Staying fit with Madhuri
Here’s a list of songs that sends our hearts going Dhak-dhak and promises a great workout at the same time as well.
Ek Do Teen - Tezaab (1988)
Madhuri taught India a whole new way to count when the Laxmikant-Pyarelal composed Ek Do Teen hit the screens and went on to become an instant success.
Calories lost: Try moving as fast and gracefully as Madhuri has in this song and you’ve worked almost half hour’s worth on a treadmill.
Dance of Envy - Dil To Pagal Hai (1997)
This racy number had Madhuri and Karishma flaunt their dancing skills in an intense competition and even though on screen, Madhuri’s character gave up to Karishma’s, off screen, it remains one of the most closely contested titles, ever. Calories burnt: At three and a half minutes, Karishma Kapoor collapses into Shahrukh’s arms after the song ends. That should give you an idea of how demanding a workout this can be.
Kay Sera Sera — Pukar (2000)
If the world still doubted Madhuri’s dancing skills, this Prabhudeva-choreographed song put these to rest. Calories burnt: If you can pull of the dance, and look good while doing it, you’ve burnt enough calories to reward yourself with a brownie. Make sure you dance to this song twice the next time.
Dance the calories away
Calorie-burning varies from person to person, but on an average these are the number of calories you burn each time you dance.

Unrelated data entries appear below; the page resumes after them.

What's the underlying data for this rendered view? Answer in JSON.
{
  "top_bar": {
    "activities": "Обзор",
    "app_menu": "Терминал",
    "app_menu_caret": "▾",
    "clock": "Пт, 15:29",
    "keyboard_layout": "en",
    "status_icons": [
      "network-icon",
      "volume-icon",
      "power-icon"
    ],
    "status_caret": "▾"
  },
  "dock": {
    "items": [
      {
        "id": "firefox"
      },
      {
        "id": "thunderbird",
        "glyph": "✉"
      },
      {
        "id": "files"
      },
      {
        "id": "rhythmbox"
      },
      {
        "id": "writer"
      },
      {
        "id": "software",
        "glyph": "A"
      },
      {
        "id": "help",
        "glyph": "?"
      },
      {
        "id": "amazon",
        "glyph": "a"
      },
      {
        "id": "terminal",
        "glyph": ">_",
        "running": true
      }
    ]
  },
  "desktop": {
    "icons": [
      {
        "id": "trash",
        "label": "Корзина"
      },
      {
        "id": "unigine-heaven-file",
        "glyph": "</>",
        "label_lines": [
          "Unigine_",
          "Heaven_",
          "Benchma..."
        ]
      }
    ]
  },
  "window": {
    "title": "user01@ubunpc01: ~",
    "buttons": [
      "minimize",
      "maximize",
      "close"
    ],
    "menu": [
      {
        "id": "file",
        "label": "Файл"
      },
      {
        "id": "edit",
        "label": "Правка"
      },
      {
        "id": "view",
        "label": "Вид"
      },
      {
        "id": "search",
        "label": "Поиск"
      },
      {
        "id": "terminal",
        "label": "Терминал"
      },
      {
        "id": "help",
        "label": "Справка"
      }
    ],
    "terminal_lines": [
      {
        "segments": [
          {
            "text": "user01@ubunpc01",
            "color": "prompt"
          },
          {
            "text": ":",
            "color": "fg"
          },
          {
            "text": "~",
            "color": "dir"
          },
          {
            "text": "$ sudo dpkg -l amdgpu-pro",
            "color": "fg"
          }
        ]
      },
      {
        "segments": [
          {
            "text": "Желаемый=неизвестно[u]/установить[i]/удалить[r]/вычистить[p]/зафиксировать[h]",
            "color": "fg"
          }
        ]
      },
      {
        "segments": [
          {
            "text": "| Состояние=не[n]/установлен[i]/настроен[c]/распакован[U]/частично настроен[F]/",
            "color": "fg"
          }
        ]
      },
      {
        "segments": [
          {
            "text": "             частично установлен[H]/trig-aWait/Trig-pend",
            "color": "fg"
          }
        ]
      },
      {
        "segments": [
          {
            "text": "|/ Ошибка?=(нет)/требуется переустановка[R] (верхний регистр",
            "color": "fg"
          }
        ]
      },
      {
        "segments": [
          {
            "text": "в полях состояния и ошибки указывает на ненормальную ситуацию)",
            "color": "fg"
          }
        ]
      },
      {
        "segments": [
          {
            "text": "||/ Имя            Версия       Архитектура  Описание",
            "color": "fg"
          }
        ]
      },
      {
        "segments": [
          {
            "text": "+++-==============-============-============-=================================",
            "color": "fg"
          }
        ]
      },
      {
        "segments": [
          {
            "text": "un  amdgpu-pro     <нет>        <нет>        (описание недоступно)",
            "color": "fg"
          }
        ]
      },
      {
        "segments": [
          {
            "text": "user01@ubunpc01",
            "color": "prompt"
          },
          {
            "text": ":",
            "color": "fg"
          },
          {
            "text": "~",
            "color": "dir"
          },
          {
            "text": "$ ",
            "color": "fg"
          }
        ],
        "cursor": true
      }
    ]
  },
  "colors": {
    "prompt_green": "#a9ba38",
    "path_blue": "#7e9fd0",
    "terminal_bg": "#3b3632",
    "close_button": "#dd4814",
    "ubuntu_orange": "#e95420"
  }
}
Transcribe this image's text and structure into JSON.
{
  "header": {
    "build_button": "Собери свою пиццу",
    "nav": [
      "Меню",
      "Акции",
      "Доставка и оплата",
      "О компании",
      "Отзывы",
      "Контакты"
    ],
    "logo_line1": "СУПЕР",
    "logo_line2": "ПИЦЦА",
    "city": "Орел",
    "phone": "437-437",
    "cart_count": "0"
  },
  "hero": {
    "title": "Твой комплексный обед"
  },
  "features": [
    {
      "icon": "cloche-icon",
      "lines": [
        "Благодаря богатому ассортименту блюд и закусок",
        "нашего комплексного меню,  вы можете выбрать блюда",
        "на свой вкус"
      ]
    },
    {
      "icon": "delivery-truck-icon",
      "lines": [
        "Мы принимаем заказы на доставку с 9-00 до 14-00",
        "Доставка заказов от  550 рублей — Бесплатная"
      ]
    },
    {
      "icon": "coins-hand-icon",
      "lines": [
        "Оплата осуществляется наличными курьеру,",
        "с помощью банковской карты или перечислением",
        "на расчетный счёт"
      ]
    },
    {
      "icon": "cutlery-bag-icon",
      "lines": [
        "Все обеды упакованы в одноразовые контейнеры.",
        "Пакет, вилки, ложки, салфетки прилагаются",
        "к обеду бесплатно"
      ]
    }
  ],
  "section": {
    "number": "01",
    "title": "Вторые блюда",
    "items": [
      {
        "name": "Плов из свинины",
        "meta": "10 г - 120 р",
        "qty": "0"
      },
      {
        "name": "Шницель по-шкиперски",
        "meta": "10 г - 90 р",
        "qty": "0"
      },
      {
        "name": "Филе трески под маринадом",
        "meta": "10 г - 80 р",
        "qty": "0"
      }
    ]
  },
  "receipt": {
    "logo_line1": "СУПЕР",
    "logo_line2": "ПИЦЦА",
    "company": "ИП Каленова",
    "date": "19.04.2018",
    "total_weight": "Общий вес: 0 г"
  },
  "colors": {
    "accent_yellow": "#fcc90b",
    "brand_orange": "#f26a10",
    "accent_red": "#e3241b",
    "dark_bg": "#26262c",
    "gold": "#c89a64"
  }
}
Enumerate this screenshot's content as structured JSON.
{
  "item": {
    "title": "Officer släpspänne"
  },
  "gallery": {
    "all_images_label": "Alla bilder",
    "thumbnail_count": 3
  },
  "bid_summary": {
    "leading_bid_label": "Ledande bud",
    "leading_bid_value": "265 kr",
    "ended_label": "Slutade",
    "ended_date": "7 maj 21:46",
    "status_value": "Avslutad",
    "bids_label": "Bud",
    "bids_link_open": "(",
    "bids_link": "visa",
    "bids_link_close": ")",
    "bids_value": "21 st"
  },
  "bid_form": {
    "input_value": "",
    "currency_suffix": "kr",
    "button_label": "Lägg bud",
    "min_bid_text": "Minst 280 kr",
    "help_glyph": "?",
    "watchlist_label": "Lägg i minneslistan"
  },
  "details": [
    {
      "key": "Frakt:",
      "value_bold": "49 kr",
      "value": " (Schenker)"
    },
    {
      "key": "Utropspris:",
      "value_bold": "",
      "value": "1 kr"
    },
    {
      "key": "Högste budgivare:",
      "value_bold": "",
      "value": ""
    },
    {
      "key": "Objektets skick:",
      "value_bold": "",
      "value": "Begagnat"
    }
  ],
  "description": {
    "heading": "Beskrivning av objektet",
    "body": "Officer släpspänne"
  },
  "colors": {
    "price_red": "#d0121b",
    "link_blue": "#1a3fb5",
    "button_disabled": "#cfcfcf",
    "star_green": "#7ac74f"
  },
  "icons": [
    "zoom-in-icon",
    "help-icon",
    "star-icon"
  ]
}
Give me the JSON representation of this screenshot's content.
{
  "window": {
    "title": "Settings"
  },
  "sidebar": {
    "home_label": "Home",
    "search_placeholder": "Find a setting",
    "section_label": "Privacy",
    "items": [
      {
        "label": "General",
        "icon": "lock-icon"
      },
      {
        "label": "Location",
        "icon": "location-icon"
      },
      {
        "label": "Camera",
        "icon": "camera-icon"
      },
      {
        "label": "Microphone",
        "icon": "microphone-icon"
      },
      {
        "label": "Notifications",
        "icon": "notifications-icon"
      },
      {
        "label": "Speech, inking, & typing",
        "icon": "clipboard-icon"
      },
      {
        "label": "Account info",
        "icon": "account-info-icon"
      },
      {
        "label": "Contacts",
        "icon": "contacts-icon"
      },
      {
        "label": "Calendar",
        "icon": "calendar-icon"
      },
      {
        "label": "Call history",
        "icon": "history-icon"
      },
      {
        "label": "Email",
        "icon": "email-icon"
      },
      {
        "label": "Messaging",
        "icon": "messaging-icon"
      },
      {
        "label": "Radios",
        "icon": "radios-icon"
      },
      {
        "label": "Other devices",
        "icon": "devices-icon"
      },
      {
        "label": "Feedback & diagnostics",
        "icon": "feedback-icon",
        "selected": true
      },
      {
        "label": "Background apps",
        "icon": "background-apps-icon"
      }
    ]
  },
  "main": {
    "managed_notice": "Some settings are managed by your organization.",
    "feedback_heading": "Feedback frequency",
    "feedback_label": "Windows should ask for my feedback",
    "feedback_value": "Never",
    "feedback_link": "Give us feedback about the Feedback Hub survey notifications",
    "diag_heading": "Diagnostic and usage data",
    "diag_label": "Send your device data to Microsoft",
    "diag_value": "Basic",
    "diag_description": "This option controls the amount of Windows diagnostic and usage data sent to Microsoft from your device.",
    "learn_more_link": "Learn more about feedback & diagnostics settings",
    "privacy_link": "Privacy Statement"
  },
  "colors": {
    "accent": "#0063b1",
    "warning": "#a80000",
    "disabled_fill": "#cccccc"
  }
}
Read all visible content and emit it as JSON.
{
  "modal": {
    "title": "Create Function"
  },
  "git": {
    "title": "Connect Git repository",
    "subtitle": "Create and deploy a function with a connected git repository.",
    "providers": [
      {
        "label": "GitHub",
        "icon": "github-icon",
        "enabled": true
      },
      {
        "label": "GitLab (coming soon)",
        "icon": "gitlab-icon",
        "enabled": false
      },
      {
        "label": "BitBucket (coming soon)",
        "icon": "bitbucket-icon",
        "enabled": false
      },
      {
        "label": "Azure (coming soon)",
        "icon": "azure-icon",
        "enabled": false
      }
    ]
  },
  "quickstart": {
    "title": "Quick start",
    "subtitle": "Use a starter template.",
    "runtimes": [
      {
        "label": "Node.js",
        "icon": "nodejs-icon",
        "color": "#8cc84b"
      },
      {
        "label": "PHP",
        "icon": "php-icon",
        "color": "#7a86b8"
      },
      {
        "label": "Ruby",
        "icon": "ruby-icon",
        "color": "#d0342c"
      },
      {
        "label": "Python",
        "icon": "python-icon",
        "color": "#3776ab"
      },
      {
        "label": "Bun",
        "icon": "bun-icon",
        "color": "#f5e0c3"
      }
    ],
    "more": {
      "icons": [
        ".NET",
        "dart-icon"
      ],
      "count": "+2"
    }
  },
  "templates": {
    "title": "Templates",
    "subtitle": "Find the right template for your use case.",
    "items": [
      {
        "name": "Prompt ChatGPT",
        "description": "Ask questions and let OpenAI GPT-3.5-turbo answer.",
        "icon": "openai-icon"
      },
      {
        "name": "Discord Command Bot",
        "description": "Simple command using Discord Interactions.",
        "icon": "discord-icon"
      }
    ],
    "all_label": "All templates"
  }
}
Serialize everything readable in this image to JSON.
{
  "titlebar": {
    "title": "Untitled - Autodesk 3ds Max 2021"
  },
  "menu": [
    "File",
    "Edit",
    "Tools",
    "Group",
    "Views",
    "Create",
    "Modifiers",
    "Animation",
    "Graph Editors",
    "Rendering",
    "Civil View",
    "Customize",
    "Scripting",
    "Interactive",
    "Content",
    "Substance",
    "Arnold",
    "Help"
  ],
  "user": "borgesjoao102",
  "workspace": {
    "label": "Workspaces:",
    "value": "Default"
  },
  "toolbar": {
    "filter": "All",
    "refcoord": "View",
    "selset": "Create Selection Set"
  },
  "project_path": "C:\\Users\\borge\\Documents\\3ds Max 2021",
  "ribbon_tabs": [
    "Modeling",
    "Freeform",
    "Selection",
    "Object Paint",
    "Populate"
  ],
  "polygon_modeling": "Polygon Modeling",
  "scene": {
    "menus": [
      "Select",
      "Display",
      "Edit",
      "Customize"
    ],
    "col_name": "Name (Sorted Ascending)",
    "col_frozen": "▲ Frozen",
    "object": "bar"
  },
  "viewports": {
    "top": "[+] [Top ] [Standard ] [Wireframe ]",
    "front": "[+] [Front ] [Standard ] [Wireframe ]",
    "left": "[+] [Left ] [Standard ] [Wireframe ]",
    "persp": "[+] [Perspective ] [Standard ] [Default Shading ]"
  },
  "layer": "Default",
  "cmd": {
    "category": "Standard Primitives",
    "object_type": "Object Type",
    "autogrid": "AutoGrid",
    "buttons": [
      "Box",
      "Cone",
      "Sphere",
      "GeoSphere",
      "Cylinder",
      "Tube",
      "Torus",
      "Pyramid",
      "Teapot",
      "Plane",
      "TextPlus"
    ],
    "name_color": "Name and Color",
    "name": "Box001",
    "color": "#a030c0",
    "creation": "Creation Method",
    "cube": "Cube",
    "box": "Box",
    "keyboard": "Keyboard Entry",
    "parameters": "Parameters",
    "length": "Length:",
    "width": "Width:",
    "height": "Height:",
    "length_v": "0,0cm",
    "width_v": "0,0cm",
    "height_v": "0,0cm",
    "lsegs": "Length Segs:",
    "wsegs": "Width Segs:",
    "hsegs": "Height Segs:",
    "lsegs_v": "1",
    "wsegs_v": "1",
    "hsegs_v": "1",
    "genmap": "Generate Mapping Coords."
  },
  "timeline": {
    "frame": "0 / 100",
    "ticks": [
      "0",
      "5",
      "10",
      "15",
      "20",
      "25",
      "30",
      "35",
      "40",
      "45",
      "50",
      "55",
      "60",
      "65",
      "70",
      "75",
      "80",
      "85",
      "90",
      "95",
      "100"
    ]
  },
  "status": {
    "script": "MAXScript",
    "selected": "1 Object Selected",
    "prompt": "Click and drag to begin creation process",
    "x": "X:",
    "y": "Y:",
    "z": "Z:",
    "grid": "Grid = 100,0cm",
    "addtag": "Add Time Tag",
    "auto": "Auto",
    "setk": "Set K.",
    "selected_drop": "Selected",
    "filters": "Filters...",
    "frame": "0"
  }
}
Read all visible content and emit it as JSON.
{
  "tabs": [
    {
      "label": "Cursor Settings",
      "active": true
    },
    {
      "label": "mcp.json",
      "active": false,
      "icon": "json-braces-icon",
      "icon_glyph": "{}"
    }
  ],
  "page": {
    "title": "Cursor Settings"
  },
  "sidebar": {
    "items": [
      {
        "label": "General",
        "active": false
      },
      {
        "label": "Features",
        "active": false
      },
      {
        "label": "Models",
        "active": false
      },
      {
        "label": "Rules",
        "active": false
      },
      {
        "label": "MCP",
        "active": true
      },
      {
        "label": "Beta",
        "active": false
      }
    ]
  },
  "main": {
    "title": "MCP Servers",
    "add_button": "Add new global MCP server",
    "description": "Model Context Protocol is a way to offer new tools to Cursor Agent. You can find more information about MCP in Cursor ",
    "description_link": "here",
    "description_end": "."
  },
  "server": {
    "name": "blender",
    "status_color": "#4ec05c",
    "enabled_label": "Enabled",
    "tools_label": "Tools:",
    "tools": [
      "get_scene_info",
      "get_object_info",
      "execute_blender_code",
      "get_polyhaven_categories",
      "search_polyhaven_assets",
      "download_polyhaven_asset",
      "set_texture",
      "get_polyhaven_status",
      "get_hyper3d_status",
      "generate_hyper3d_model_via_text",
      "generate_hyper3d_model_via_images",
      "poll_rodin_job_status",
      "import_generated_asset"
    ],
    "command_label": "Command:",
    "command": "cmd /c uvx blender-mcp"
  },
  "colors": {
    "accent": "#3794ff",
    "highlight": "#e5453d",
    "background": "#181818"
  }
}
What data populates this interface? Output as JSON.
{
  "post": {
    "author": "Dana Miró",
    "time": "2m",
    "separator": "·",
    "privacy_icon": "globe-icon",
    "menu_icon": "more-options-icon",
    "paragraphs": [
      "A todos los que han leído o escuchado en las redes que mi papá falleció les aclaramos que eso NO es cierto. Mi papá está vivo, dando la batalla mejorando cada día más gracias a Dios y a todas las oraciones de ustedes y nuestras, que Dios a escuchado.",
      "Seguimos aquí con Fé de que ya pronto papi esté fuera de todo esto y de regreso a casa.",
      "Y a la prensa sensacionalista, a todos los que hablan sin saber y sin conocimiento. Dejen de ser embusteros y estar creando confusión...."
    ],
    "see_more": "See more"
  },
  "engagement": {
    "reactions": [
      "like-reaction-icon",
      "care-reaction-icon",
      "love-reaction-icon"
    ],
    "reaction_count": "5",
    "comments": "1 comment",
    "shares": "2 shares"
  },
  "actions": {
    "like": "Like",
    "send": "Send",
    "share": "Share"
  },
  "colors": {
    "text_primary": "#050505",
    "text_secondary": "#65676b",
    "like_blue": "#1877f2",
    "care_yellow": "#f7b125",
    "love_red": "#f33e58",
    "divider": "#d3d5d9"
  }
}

Bollywood: 250 – 350 calories
Belly Dance: 250 – 300 calories
Bharatanatyam: 400 – 600 calories
Ballet: 300 – 400 calories
Zumba: Upto 500 calories
(30 minutes-1 hour sessions)
Learn Bollywood’s jhatka-matkas here
>> Shiamak Davar’s Institute of Performing Arts
Where: Batches at Churchgate, Nana Chowk, Matunga, Bandra, Juhu, Andheri, Borivali, Kandivali, Ghatkopar, Chembur, Thane, Mulund and Vashi.
Fees: Rs 3,800 for 15 classes New batches commence from June. They offer classes in Shiamak Style (Contemporary), Sha-bop(Hip-Hop and street style), Bollywood Jazz, Theatre Jazz, Jive and Rock ‘n’ Roll.
Sumeet Nagdev Dance Arts
Where: Dadar and Mahim
Apart from regular classes they also provide a 1-year Dance Arts diploma.